Representatives from 130 businesses and communities, who are all affected by the scrapping of the Renewables Obligation, will take parts in the talks.
First Minister Nicola Sturgeon and others in the Scottish Government have already spoken out against plans to end the subsidy payments a year ahead of schedule, while industry leaders Scottish Renewables has warned the move could put up to £3 billion of investment in Scotland at risk.
Speaking ahead of the meeting in Glasgow, Mr Ewing said: “We fundamentally disagree with the UK Government’s decision to prematurely end support under the Renewables Obligation for the onshore wind sector and today’s meeting is an opportunity to hear about the impact this will have.”
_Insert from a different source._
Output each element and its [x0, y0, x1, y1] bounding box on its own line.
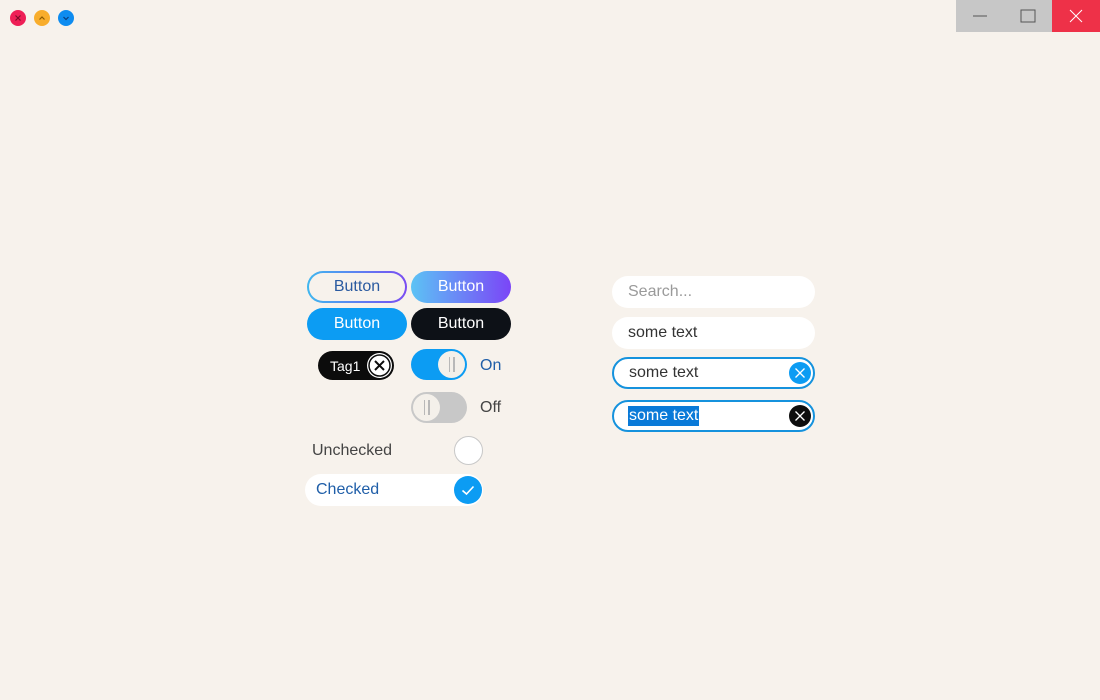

He condemned the Tories at Westminster, saying: “This is exactly the sort of meeting the UK Government should have held before making their announcement which ignored the concerns of many businesses, organisations and communities across Scotland.
“There are many communities and companies who have invested significant amounts of money in renewables schemes and have now found the goal-posts have been moved, putting crucial investment and jobs at risk.
“I am keen to listen to their concerns, understand the impact and continue to work together in making representations to the UK Government.”
Scottish Renewables chair Patricia Hawthorn, who will open the event with Mr Ewing, said: “We welcome the opportunity for our onshore wind industry members to engage with the Scottish Government in seeking constructive solutions to this very serious issue.”
Lang Banks, director of WWF Scotland, said: “With the right kinds of support north and south of the border, Scotland could generate all its electricity needs and more from clean renewable sources.
“However, the recent decision to cut support early for the lowest cost renewable technology threatens to curtail that ambition.
“What is needed most is investment certainty for the renewables industry, the powers for which mainly reside at Westminster.
“However we very much hope that today’s summit can help identify other ways forward to ensure this clean energy source can meet its true potential.”